2. The myth in Judaism. How can myths exist in a monotheistic religion? Ealy Jewish myths and modern Jewish myths.
3. The myth in the Hebrew Bible (1): The creation of the world and the Garden of Eden. Changing variants of the myths. The creation of the first woman: Lilith and Eve.
4. The myth in the Hebrew Bible (2): The myths of the Tower of Babel and the myth of the Noah and the Deluge. The multi-variants of the myths. The Ancient Near-Eastern origins of the myths. The universal meaning of the myths.
5. The Binding of Isaac: the biblical background. The traditional interpretations and modern meanings of the myth. Can we approach critically this myth?
6. Later developments of the Binding of Isaac: the rewritten versions in the Midrash and the creative interpretation in the Middle-Ages. New approaches to this myths and their meaning.
7. Solomon and the Queen of Sheba: Gender considerations in Jewish myths. How did gender tensions express themselves through myths? A comparative reading the myth of Solomon and the Queen of Sheba in Jewish and Arabic versions.
8. The Myth of the Ten Lost Tribes: Reading Utopia in Jewish Culture. The history of this myth from Talmudic times to modern Israel. The changing meanings of the myth, and the wish fulfillment of Jewish society expressed through it.
9. The myth of Mystical Safed. The renewal of Jewish culture and life in the Upper Galilee in the 16th century. The function of the myth of Safed as spiritual drive in Palestine of early modern time.
10. The legends of Ari: Magic, life and wandering in Safed of the 16th and 17th century. Safed in modern Hebrew literature and its influence on modern Israeli culture.
11. The myths of Modern Israel (1): The Masada myth: The historical and geographical background of the myth. The uses of the myth for the ideal of heroism and active force in Israeli culture.
12. The myths of Modern Israel (2): The Sabra and the new Israeli. The negation of the diaspora vs. Israel as myth.
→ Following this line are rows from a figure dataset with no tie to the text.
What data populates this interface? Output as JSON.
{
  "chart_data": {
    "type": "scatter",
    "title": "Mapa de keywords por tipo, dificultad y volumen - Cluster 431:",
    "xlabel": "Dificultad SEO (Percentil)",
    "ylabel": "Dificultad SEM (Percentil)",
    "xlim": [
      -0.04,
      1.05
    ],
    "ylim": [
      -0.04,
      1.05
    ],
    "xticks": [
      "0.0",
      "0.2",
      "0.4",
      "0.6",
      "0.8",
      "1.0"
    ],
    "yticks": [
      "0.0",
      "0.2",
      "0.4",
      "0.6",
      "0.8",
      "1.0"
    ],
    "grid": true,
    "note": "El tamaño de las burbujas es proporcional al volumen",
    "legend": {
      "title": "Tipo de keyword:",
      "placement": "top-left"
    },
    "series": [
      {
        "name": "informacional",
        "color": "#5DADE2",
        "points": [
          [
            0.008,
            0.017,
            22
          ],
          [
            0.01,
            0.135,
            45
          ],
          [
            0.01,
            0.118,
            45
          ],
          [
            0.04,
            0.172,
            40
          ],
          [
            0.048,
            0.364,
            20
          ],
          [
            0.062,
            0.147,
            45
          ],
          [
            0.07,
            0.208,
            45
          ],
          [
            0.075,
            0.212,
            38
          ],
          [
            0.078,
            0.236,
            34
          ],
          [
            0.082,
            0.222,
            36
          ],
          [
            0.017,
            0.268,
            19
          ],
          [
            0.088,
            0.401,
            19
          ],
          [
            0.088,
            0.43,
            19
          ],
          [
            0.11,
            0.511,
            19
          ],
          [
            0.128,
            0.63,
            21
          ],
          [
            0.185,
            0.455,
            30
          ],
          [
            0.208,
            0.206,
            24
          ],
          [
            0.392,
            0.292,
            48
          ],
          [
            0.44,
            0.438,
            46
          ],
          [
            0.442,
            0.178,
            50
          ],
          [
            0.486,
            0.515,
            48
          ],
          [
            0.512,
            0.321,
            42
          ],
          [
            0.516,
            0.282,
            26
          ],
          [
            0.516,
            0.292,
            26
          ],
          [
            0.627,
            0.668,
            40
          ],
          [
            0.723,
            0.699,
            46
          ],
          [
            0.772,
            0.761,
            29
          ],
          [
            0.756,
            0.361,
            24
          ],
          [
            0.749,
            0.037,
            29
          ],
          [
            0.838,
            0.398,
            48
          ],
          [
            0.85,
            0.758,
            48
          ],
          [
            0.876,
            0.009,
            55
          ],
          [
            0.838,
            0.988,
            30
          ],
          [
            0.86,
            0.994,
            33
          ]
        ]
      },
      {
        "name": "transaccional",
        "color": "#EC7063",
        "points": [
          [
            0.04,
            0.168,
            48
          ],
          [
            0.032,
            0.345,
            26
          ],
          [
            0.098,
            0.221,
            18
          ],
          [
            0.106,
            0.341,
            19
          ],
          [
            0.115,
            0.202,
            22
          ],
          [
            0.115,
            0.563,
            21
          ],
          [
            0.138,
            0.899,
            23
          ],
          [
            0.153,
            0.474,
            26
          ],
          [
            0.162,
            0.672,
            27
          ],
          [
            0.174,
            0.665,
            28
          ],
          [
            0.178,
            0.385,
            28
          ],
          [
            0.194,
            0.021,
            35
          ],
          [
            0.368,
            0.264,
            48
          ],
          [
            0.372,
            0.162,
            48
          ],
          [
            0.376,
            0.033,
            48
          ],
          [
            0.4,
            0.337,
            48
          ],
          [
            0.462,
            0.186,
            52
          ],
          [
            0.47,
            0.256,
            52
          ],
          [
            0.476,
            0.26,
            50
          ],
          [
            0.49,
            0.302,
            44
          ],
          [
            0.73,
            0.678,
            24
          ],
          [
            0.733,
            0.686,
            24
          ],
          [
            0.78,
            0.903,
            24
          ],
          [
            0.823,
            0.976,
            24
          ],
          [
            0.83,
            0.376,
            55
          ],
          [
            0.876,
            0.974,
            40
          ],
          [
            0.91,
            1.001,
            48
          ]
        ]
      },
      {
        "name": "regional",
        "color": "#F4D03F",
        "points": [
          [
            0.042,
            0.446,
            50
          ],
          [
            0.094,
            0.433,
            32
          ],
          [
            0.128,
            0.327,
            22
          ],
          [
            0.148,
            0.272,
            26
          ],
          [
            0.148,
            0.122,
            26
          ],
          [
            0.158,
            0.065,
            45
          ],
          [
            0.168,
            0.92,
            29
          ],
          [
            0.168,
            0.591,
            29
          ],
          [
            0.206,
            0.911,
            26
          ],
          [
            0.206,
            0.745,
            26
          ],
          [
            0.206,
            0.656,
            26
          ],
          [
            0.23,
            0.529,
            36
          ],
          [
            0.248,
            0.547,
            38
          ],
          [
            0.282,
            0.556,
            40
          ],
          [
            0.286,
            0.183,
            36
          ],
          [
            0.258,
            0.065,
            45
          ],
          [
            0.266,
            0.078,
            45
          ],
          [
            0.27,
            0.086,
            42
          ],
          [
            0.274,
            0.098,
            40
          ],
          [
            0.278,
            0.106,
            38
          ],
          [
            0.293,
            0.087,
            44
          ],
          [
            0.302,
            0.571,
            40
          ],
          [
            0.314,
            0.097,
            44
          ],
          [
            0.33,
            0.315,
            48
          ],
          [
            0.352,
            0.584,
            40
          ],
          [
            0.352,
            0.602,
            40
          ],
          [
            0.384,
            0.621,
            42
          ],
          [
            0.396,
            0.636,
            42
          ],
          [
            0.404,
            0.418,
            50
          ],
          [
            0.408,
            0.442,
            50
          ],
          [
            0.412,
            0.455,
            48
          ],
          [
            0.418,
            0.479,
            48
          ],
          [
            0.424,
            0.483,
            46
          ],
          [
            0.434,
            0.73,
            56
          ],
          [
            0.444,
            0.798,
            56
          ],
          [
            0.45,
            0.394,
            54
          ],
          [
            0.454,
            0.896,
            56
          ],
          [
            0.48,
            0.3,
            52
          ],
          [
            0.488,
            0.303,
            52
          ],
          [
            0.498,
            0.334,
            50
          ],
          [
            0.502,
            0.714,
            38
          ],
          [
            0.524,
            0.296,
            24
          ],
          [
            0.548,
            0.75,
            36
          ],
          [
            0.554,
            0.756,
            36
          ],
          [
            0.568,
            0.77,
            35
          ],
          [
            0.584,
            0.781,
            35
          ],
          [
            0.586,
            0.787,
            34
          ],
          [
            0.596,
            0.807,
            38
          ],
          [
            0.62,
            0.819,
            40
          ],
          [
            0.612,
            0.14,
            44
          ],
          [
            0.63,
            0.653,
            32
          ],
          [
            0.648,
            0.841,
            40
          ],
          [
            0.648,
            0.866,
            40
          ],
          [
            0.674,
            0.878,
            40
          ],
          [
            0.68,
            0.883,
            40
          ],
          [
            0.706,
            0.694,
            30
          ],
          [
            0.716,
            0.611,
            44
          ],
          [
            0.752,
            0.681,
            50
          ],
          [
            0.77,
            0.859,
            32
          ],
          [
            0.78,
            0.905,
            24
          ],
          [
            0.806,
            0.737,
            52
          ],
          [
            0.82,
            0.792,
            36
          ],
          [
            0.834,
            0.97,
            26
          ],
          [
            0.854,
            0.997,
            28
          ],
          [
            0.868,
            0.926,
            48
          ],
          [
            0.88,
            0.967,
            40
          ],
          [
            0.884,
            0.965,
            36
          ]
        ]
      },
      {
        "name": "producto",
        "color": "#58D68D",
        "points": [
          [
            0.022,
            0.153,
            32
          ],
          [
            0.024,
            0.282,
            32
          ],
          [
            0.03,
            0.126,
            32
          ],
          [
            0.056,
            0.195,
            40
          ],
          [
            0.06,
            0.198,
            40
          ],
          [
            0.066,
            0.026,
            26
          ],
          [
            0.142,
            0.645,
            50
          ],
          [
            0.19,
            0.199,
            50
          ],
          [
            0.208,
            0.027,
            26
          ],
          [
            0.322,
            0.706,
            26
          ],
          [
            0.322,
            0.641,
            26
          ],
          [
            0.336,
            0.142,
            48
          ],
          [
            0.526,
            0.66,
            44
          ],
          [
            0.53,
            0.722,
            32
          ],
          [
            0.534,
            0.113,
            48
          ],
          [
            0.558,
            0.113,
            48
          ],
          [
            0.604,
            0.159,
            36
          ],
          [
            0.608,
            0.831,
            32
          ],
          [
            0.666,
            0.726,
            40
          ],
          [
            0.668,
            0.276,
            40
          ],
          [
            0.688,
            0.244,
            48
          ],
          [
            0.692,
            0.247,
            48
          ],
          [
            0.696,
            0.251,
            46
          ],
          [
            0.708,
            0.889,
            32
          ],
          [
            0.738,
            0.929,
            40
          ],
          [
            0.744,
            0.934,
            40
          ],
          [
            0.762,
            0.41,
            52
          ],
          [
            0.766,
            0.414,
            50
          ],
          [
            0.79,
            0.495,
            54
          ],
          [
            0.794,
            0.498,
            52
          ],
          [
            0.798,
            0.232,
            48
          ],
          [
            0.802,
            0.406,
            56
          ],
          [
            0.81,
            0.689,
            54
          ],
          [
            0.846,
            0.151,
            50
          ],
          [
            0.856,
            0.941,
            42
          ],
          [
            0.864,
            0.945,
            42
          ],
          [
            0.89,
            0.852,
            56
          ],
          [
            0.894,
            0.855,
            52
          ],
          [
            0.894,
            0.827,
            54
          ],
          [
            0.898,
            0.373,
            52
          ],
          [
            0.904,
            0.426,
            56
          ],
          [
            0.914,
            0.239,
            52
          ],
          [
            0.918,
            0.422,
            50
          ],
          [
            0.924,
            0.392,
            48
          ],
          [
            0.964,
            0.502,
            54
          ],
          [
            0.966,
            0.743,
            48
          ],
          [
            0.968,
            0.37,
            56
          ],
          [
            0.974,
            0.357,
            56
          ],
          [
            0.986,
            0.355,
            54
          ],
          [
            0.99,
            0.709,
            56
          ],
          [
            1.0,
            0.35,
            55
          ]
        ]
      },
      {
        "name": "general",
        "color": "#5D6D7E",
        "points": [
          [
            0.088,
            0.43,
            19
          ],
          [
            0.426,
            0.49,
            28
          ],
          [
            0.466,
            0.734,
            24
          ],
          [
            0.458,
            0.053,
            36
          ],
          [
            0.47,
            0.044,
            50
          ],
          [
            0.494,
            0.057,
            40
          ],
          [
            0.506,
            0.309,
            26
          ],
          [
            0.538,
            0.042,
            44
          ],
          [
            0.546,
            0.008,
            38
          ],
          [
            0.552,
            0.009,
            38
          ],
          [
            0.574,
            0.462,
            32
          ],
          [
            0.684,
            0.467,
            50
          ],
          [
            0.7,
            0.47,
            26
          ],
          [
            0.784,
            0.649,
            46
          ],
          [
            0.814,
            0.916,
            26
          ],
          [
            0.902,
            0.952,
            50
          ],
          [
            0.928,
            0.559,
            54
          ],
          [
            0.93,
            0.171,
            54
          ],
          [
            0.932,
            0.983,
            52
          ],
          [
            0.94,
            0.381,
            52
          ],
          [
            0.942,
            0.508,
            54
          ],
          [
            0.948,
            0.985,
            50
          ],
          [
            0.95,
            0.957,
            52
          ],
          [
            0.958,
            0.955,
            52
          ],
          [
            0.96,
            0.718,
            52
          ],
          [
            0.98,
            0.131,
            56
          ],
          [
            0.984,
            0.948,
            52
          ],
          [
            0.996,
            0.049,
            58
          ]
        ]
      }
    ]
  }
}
Developments of the idea of the "native-born" Israeli and its meanings for Israeli culture.
13. Jewish Culture as a history of its myths: The humanistic and universal meaning of Jewish myths: a summary.
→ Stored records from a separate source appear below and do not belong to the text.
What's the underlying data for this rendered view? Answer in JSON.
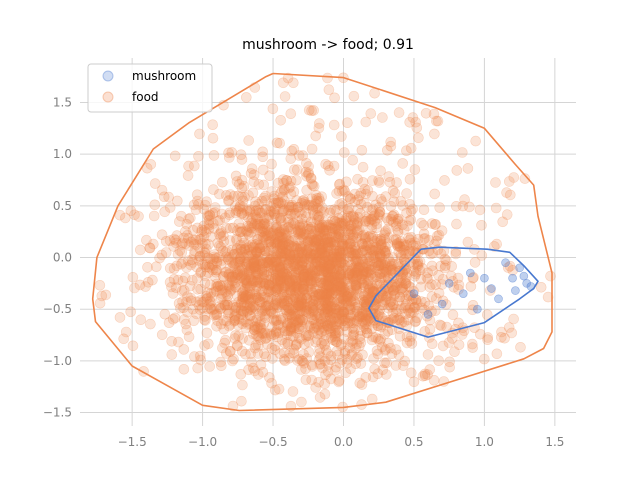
{
  "chart_data": {
    "type": "scatter",
    "title": "mushroom -> food; 0.91",
    "xlabel": "",
    "ylabel": "",
    "xlim": [
      -1.87,
      1.65
    ],
    "ylim": [
      -1.63,
      1.93
    ],
    "xticks": [
      -1.5,
      -1.0,
      -0.5,
      0.0,
      0.5,
      1.0,
      1.5
    ],
    "xtick_labels": [
      "−1.5",
      "−1.0",
      "−0.5",
      "0.0",
      "0.5",
      "1.0",
      "1.5"
    ],
    "yticks": [
      -1.5,
      -1.0,
      -0.5,
      0.0,
      0.5,
      1.0,
      1.5
    ],
    "ytick_labels": [
      "−1.5",
      "−1.0",
      "−0.5",
      "0.0",
      "0.5",
      "1.0",
      "1.5"
    ],
    "grid": true,
    "legend_position": "top-left",
    "series": [
      {
        "name": "mushroom",
        "color": "#4878cf",
        "hull": [
          [
            0.55,
            0.08
          ],
          [
            0.68,
            0.1
          ],
          [
            1.02,
            0.08
          ],
          [
            1.18,
            0.05
          ],
          [
            1.28,
            -0.08
          ],
          [
            1.38,
            -0.23
          ],
          [
            1.35,
            -0.3
          ],
          [
            1.25,
            -0.4
          ],
          [
            1.0,
            -0.63
          ],
          [
            0.6,
            -0.77
          ],
          [
            0.23,
            -0.61
          ],
          [
            0.18,
            -0.49
          ],
          [
            0.23,
            -0.37
          ],
          [
            0.55,
            0.08
          ]
        ],
        "points": [
          [
            0.75,
            -0.25
          ],
          [
            0.9,
            -0.15
          ],
          [
            1.05,
            -0.3
          ],
          [
            1.2,
            -0.2
          ],
          [
            1.3,
            -0.25
          ],
          [
            1.1,
            -0.4
          ],
          [
            0.95,
            -0.5
          ],
          [
            0.7,
            -0.45
          ],
          [
            0.5,
            -0.35
          ],
          [
            1.25,
            -0.1
          ],
          [
            1.33,
            -0.28
          ],
          [
            1.15,
            -0.05
          ],
          [
            0.85,
            -0.35
          ],
          [
            0.6,
            -0.55
          ],
          [
            1.0,
            -0.2
          ],
          [
            1.22,
            -0.32
          ],
          [
            1.28,
            -0.18
          ]
        ]
      },
      {
        "name": "food",
        "color": "#ee854a",
        "hull": [
          [
            -0.5,
            1.78
          ],
          [
            0.0,
            1.74
          ],
          [
            0.65,
            1.45
          ],
          [
            1.0,
            1.25
          ],
          [
            1.22,
            0.9
          ],
          [
            1.35,
            0.7
          ],
          [
            1.38,
            0.4
          ],
          [
            1.48,
            -0.15
          ],
          [
            1.48,
            -0.72
          ],
          [
            1.42,
            -0.88
          ],
          [
            1.28,
            -0.98
          ],
          [
            0.3,
            -1.4
          ],
          [
            0.0,
            -1.45
          ],
          [
            -0.74,
            -1.48
          ],
          [
            -1.0,
            -1.43
          ],
          [
            -1.5,
            -1.05
          ],
          [
            -1.76,
            -0.62
          ],
          [
            -1.78,
            -0.4
          ],
          [
            -1.75,
            0.0
          ],
          [
            -1.6,
            0.5
          ],
          [
            -1.35,
            1.05
          ],
          [
            -1.1,
            1.3
          ],
          [
            -0.55,
            1.75
          ],
          [
            -0.5,
            1.78
          ]
        ]
      }
    ]
  }
}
Select Bibliography (in English):

Abramson, Glenda, Modern Jewish Mythologies, Cincinnati 2000, pp. 1-14.
Ben-Yehuda, Nachman, The Masada Myth: Collective Memory and Mythmaking in Israel, Madison 1995.
Doty, William G., Mythography: The Study of Myths and Rituals, Tuscaloosa and London 2000, pp. 305-335.
Dundes, Alan (ed.), Sacred Narrative: Readings in the Theory of Myth, Berkeley 1984.
Fishbane, Michael, Biblical Myth and Rabbinic Mythmaking, Oxford 2003, pp. 63- 94.
Schwartz, Howard, Tree of Souls: The Mythology of Judaism, Oxford 2004.
Zerubavel, Yael, Recovered Roots: Collective Memory and the Making of Israeli National Tradition, Chicago 1995, pp. 192-238.